剛結君の口臭はフレンチトースト
主人公:狐木 修輔(こぎ しゅうすけ)
力持ち:剛結君(ごうけつくん)
「おい、狐木」
肩を揺らしながら体力の回復を待っていた俺は、声がする方向に顔を向ける。
そこには、クラスで一番力持ちの剛結君が腕を組んで立っていた。
「なんだい剛結君。俺と一緒にマンドラゴラごっこをやる気になったのかい?」
「ちげーよ狐木」
唐突に俺は黒ドン(黒板を片手でドン! ってやられることね)され、剛結君の強面が一センチぐらいの距離まで急速に縮まった。
嘘、なにこれ。唐突に始まる恋の予感(ボーイズ)に俺の背中に冷や汗が一筋垂れる。
「おめぇ、ウゼェんだよ!」
怒気を含んだ剛結君の口からフレンチトーストの香りが漂う。おいおい剛結君、意外と君はおしゃれな朝食を摂っているんだね。
「おめぇは頭おかしいの! だから皆相手にしねぇんだよ! いい加減わかれよ!」
剛結君は俺のワイシャツの首元をつかむと横に薙ぎ払った。
日頃トレーニング等をしていない俺の体は鼻をかんだティッシュのようにあっさりと吹き飛び、チョークの粉がまぶされた教壇の上に無様に転がった。
面倒臭がって掃除をしないとこうなるんだよの見本となれるような純白の姿に自分で神か天使かと見紛うも、ケホケホと咳き込むことでそれがチョークの粉という現実に連れ戻された。
剛結君は俺の惨めな姿を見て懺悔することもなく、鼻息を荒く鳴して自分の席に戻っていった。

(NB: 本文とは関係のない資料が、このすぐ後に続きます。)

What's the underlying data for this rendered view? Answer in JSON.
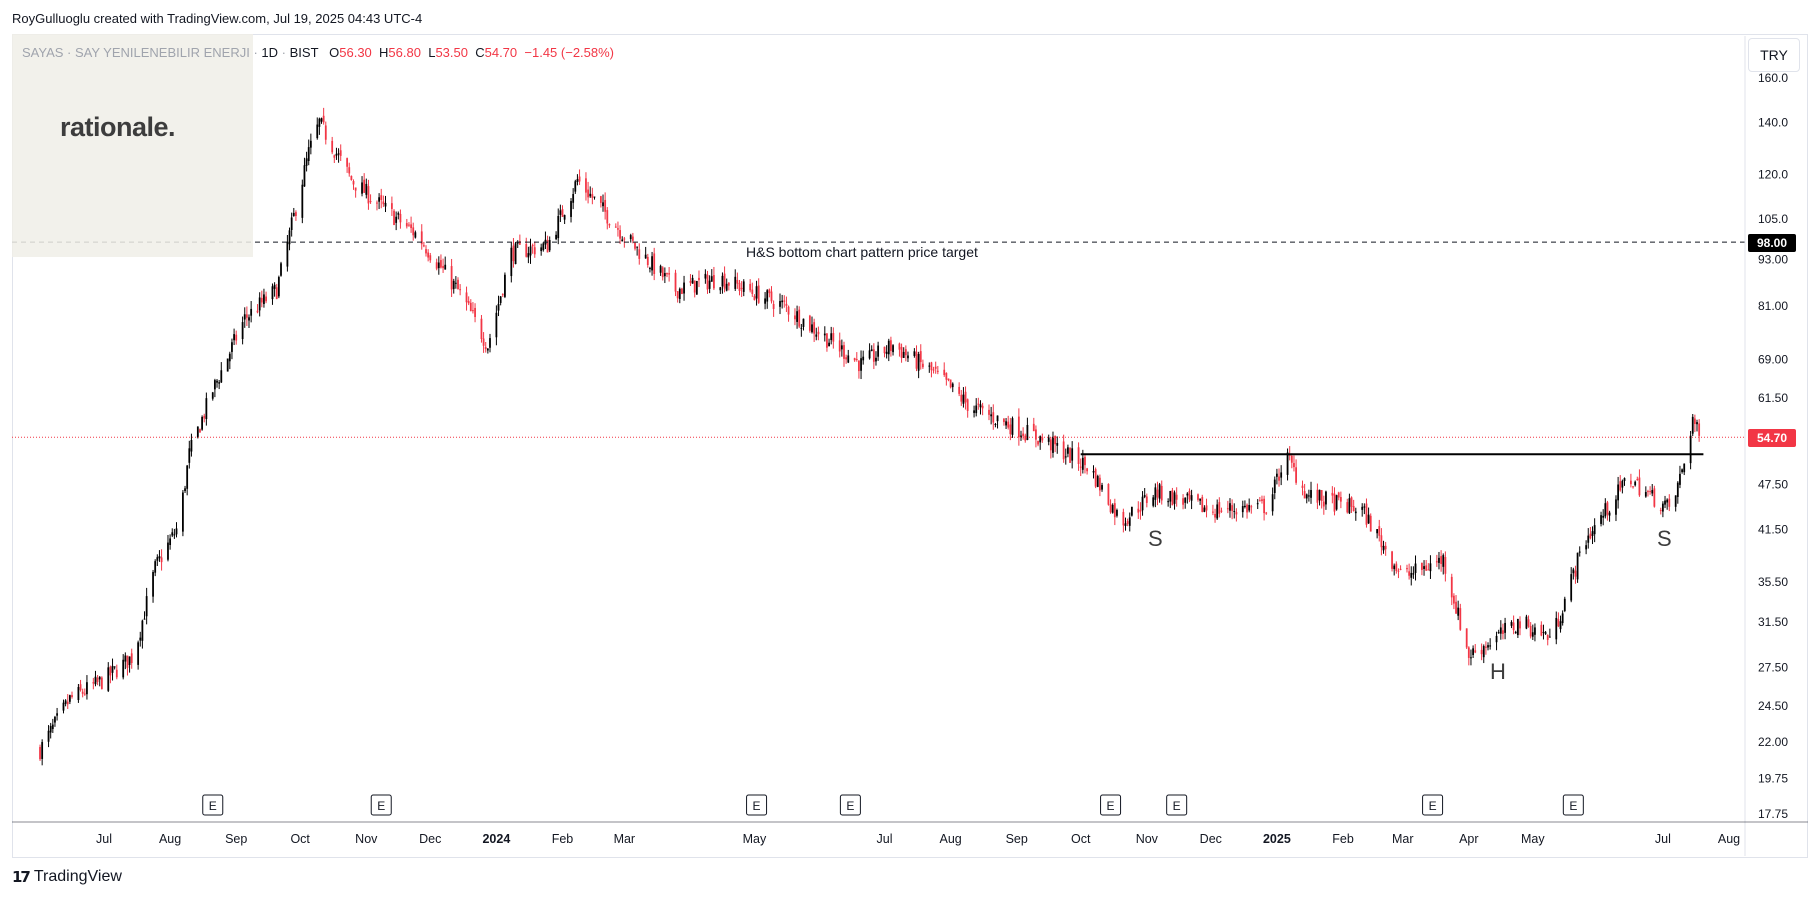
{
  "credit": "RoyGulluoglu created with TradingView.com, Jul 19, 2025 04:43 UTC-4",
  "legend": {
    "symbol": "SAYAS · SAY YENILENEBILIR ENERJI",
    "interval": "1D",
    "exchange": "BIST",
    "o_label": "O",
    "o": "56.30",
    "h_label": "H",
    "h": "56.80",
    "l_label": "L",
    "l": "53.50",
    "c_label": "C",
    "c": "54.70",
    "change": "−1.45 (−2.58%)"
  },
  "overlay_logo": "rationale.",
  "currency_button": "TRY",
  "brand": "TradingView",
  "colors": {
    "up": "#000000",
    "down": "#f23645",
    "grid": "#ffffff",
    "axis_text": "#131722",
    "last_price": "#f23645",
    "target_tag": "#000000"
  },
  "chart_data": {
    "type": "candlestick",
    "title": "",
    "xlabel": "",
    "ylabel": "",
    "y_scale": "log",
    "ylim": [
      17.0,
      165.0
    ],
    "y_ticks": [
      "160.0",
      "140.0",
      "120.0",
      "105.0",
      "93.00",
      "81.00",
      "69.00",
      "61.50",
      "47.50",
      "41.50",
      "35.50",
      "31.50",
      "27.50",
      "24.50",
      "22.00",
      "19.75",
      "17.75"
    ],
    "x_ticks": [
      "Jul",
      "Aug",
      "Sep",
      "Oct",
      "Nov",
      "Dec",
      "2024",
      "Feb",
      "Mar",
      "May",
      "Jul",
      "Aug",
      "Sep",
      "Oct",
      "Nov",
      "Dec",
      "2025",
      "Feb",
      "Mar",
      "Apr",
      "May",
      "Jul",
      "Aug"
    ],
    "x_tick_dates": [
      "2023-07-01",
      "2023-08-01",
      "2023-09-01",
      "2023-10-01",
      "2023-11-01",
      "2023-12-01",
      "2024-01-01",
      "2024-02-01",
      "2024-03-01",
      "2024-05-01",
      "2024-07-01",
      "2024-08-01",
      "2024-09-01",
      "2024-10-01",
      "2024-11-01",
      "2024-12-01",
      "2025-01-01",
      "2025-02-01",
      "2025-03-01",
      "2025-04-01",
      "2025-05-01",
      "2025-07-01",
      "2025-08-01"
    ],
    "last_price": "54.70",
    "price_path": [
      {
        "date": "2023-06-01",
        "close": 21.5
      },
      {
        "date": "2023-06-15",
        "close": 25.0
      },
      {
        "date": "2023-07-01",
        "close": 26.5
      },
      {
        "date": "2023-07-15",
        "close": 28.5
      },
      {
        "date": "2023-07-25",
        "close": 37.0
      },
      {
        "date": "2023-08-05",
        "close": 42.0
      },
      {
        "date": "2023-08-10",
        "close": 52.0
      },
      {
        "date": "2023-08-20",
        "close": 62.0
      },
      {
        "date": "2023-09-05",
        "close": 78.0
      },
      {
        "date": "2023-09-20",
        "close": 85.0
      },
      {
        "date": "2023-10-05",
        "close": 128.0
      },
      {
        "date": "2023-10-10",
        "close": 140.0
      },
      {
        "date": "2023-10-25",
        "close": 118.0
      },
      {
        "date": "2023-11-10",
        "close": 108.0
      },
      {
        "date": "2023-11-25",
        "close": 100.0
      },
      {
        "date": "2023-12-15",
        "close": 84.0
      },
      {
        "date": "2023-12-28",
        "close": 72.0
      },
      {
        "date": "2024-01-08",
        "close": 95.0
      },
      {
        "date": "2024-01-25",
        "close": 97.0
      },
      {
        "date": "2024-02-08",
        "close": 118.0
      },
      {
        "date": "2024-03-01",
        "close": 100.0
      },
      {
        "date": "2024-03-25",
        "close": 85.0
      },
      {
        "date": "2024-04-15",
        "close": 88.0
      },
      {
        "date": "2024-05-15",
        "close": 81.0
      },
      {
        "date": "2024-06-20",
        "close": 68.0
      },
      {
        "date": "2024-07-05",
        "close": 72.0
      },
      {
        "date": "2024-07-25",
        "close": 66.0
      },
      {
        "date": "2024-08-10",
        "close": 60.0
      },
      {
        "date": "2024-09-15",
        "close": 54.0
      },
      {
        "date": "2024-10-05",
        "close": 50.0
      },
      {
        "date": "2024-10-20",
        "close": 42.5
      },
      {
        "date": "2024-11-05",
        "close": 46.5
      },
      {
        "date": "2024-12-01",
        "close": 44.0
      },
      {
        "date": "2024-12-28",
        "close": 44.5
      },
      {
        "date": "2025-01-05",
        "close": 52.0
      },
      {
        "date": "2025-01-15",
        "close": 46.0
      },
      {
        "date": "2025-02-10",
        "close": 44.0
      },
      {
        "date": "2025-03-01",
        "close": 36.0
      },
      {
        "date": "2025-03-20",
        "close": 38.0
      },
      {
        "date": "2025-04-01",
        "close": 28.5
      },
      {
        "date": "2025-04-25",
        "close": 31.5
      },
      {
        "date": "2025-05-10",
        "close": 30.0
      },
      {
        "date": "2025-05-25",
        "close": 40.0
      },
      {
        "date": "2025-06-15",
        "close": 48.5
      },
      {
        "date": "2025-06-25",
        "close": 46.0
      },
      {
        "date": "2025-07-05",
        "close": 44.0
      },
      {
        "date": "2025-07-12",
        "close": 52.0
      },
      {
        "date": "2025-07-15",
        "close": 58.0
      },
      {
        "date": "2025-07-18",
        "close": 54.7
      }
    ],
    "annotations": [
      {
        "text": "H&S bottom chart pattern price target",
        "type": "dashed-line",
        "price": 98.0,
        "tag": "98.00"
      },
      {
        "text": "",
        "type": "neckline",
        "price": 52.0,
        "from": "2024-10-01",
        "to": "2025-07-20"
      },
      {
        "text": "S",
        "date": "2024-10-28"
      },
      {
        "text": "H",
        "date": "2025-04-10"
      },
      {
        "text": "S",
        "date": "2025-07-05"
      }
    ],
    "earnings_marker_label": "E",
    "earnings_dates": [
      "2023-08-21",
      "2023-11-08",
      "2024-05-02",
      "2024-06-15",
      "2024-10-15",
      "2024-11-15",
      "2025-03-15",
      "2025-05-20"
    ],
    "grid": false
  }
}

俺としてはもう少しマンドラゴラごっこをやりたかったんだけど、さすがに朝礼が始まる時間だったので体の粉を落とす時間も惜しんで自分の席へと戻った。
一番窓際の列の最後方が俺の机だ。ちなみに右隣の席に人はいない。
ぽっかりと空いた隣の席を見てちょっとした寂しさを覚えるが、しょうがない。なぜかくじ引きでこの席に当たった人が空いている席と交換してしまったのだ。
仕方ないので反対側の窓から見える、快晴とも呼べる空を眺める。
「今日も空が綺麗だ……」
空を眺めることは好きだった。一瞬たりとも空は同じ景色を見せないということに気づいてからはもっと好きになった。
妹のゆうみと一緒に空を眺め、流れる雲に物語を作るのが楽しかった。
昔の人々が点々と光る星々を見て星座の物語を妄想していたように、自分たちだけの雲を見つけて物語を作るのだ。
……もう、ゆうみとは何年も一緒に空を眺めていないな。
自由気ままに流れる雲を見つめながら思う。
ふと、教室の中に視線を戻すと、クラスの中がざわめいていた。
「えー……そんなわけでして、転校生を紹介します」
その一言で、教室内が更に騒々しくなる。
今朝方俺がいくら叫んでも盛り上がらなかったというのに、転校生一人でこんなにも盛り上がってしまう。
こういう場面で俺も一緒に周囲の人とテンションを合わせれば、もっと学園生活が過ごしやすくなると思うんだけど、あいにくこういう場面で周囲に合わせることができないのが俺なのだった。